Landscape Suicide is a symmetric film. Between the five minute long prologue and epilogue, the last three “set pieces” of the film mirror the first three. While the Protti section is followed by the landscape montage and the household sequence, the Ed Gein section is preceded by them. In a way, Landscape Suicide also acts as an examination of the narrative property of cinema. We are first given Protti’s version of what happened verbally and then the images of the locations they took place in. One is thus able to situate the now-coherent account into its proper geographical location and conjure up, more concretely, the visual equivalent of Protti’s account. On the other hand, the locations of the incident are given before the oral account in the case of the Gein murder. In this case, one tries to reconstruct the incident by simulating the events being described within the locations already familiar. Benning resolves the “how” of the incident into “what” and “where” and asks us to put them back together to find out “why”. In essence, Benning divorces genre cinema from its exploitative nature by splitting up its action into words and locations. With some effort, one should be able to stitch up all the elements of Benning’s film to obtain a teen-slasher and a psychological thriller.
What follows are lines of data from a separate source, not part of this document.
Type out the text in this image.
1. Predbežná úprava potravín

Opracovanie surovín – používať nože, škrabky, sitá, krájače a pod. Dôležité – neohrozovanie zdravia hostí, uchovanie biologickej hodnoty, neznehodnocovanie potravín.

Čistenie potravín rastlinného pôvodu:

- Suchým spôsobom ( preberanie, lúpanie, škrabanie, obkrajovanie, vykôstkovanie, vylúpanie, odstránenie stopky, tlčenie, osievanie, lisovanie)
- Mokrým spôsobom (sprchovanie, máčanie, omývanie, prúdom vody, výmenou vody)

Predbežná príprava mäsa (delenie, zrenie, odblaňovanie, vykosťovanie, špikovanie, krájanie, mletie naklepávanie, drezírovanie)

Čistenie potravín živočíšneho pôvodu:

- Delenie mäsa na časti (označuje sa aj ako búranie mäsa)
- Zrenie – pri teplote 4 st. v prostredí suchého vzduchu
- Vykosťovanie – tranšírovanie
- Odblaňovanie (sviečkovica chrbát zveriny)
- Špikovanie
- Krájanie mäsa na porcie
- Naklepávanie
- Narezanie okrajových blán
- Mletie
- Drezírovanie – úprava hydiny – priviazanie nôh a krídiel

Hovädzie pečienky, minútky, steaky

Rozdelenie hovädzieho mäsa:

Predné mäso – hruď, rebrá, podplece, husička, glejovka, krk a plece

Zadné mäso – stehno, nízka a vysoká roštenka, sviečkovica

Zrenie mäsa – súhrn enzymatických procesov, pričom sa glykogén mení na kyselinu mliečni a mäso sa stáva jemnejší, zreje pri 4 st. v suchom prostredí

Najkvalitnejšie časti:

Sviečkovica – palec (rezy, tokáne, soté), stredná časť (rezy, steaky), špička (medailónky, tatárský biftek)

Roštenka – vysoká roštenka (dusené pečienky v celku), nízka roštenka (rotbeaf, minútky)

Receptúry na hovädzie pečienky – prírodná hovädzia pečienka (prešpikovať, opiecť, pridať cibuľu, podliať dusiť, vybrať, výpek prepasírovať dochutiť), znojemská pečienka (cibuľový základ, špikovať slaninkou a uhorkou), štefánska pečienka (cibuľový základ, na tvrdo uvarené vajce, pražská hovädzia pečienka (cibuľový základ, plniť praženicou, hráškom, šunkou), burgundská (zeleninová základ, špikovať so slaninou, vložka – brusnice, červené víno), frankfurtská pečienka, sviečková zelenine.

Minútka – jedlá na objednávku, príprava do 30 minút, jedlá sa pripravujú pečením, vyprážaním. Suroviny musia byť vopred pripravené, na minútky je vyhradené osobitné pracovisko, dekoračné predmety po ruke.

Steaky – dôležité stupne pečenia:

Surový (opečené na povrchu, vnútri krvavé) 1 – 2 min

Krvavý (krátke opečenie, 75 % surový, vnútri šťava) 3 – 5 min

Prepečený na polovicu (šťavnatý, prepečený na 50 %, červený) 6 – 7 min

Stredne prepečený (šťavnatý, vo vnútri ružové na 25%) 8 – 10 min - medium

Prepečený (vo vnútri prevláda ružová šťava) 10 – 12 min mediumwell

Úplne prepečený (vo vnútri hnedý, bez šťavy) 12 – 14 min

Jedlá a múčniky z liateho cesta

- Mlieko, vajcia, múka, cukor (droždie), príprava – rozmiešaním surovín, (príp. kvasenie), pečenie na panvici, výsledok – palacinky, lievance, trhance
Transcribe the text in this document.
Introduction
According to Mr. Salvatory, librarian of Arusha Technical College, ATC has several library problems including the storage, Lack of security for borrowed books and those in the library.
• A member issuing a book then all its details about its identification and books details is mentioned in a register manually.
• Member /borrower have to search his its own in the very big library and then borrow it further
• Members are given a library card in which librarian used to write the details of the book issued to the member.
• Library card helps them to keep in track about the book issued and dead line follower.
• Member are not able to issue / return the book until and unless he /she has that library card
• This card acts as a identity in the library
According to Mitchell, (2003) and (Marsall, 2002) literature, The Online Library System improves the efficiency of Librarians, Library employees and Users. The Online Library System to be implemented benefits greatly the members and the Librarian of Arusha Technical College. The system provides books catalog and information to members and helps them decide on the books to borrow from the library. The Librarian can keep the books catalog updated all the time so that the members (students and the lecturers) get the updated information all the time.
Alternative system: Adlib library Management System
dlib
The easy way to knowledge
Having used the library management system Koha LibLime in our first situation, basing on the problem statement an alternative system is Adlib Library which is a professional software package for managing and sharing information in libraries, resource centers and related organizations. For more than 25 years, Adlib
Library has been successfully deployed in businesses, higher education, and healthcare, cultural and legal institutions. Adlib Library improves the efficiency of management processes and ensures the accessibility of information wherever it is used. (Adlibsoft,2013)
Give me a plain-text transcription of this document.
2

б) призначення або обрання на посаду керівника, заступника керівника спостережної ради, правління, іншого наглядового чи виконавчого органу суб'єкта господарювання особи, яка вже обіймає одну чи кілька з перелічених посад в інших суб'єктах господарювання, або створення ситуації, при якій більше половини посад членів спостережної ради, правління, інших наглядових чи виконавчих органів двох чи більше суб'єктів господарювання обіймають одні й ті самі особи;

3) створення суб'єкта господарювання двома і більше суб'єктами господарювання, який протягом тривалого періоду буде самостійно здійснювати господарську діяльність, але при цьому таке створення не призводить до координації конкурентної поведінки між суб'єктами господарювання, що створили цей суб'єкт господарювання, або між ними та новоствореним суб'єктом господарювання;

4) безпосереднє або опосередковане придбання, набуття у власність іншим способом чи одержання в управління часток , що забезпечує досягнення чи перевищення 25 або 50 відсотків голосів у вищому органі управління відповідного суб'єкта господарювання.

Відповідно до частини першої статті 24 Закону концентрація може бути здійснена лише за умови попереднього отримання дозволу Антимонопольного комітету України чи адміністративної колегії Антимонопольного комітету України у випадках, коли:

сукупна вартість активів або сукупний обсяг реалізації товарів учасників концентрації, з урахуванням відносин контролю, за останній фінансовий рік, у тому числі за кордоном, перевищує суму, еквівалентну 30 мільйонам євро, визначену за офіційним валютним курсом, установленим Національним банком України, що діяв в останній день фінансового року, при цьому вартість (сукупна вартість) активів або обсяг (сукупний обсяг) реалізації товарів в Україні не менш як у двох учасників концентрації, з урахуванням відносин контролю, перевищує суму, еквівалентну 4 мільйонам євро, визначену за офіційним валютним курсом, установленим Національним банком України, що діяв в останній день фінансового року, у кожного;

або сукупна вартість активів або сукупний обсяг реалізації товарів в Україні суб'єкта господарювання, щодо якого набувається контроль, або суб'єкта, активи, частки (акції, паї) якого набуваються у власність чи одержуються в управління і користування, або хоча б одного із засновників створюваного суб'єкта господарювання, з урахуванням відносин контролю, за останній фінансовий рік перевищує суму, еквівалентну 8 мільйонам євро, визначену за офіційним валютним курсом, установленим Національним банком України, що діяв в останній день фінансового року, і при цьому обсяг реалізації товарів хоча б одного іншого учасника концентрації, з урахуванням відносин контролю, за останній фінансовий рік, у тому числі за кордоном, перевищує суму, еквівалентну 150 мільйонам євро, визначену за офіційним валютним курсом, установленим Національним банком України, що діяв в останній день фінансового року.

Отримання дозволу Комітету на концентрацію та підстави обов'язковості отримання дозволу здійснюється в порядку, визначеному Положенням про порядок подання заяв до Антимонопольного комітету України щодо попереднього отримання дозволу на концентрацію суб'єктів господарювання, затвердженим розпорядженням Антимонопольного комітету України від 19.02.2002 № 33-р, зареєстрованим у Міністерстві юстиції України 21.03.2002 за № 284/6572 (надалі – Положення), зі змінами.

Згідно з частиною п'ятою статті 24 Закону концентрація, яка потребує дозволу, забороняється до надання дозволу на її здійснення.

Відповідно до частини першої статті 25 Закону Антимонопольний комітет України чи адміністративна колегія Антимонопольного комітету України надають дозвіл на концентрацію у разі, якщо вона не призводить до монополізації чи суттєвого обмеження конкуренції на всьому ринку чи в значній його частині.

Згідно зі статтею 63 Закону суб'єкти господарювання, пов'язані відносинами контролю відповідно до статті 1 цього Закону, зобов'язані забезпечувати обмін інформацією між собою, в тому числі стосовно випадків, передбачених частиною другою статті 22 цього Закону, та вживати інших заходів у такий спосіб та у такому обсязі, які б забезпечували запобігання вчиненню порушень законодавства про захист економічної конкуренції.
Additionally, Landscape Suicide is also about the act of remembering and reconstructing the past. It is an investigation about the possibility of retrieving the truth using every tool available. In both the interrogations, it becomes clear that the barrier to recovering one’s past is one’s own memory and, then, the language used to verbalize that sensory commodity. Throughout the Protti interrogation, there is a war between the sounds of her speech and the sounds of the typewriter that records her speech, with the latter seemingly trying to grab each one of her words and derive the literal meaning from it (this, somehow, reminds one of last year’s wonderful film Police, Adjective). Benning’s point may just be that our spoken and written media are incapable of translating actual experiences to words. It is evident that what Protti’s words mean are far from what she means. Throughout the two interrogations, Benning blacks out the screen regularly and adulterates the soundtrack with stray sounds, as if underscoring the incapability of the cinematic medium to capture or reproduce experiences and feelings in their entirety.

Landscape SuicideHowever, Benning does offer an alternative here. His use of a static camera throughout the courtroom scenes is noteworthy in this regard. Benning accustoms us to the space the camera stares at by eschewing conventional cinematic grammar for conversations and avoiding shuffling between setups anywhere in the film. At one point during the interrogation, Protti leaves for the bathroom. Instead of cutting to a new view point or providing an ellipsis, Benning lets the camera be as it was when Protti was there. It’s a moment that is reminiscent of the cut during the opening tennis sequence. The absence of a human figure before the camera is so unsettling that one can actually sense the change that the milieu before us has undergone. If history is indeed a study of changes through the ages, the only way to document it is to document the changes. In Benning’s film, this change is recorded in terms of changes in natural and man-made landscapes, which are also, perhaps, the closest in resembling the human memory in the sense that they, too, morph gradually over time owing to the cumulus of all human actions – both beneficial and detrimental. And it only follows logically that cinema should pay keen attention to landscapes and topographies if it ever wants to revive the past and reconstruct history as it was, free from corruption by conscious human intervention and oversimplification by the rigidity of our languages.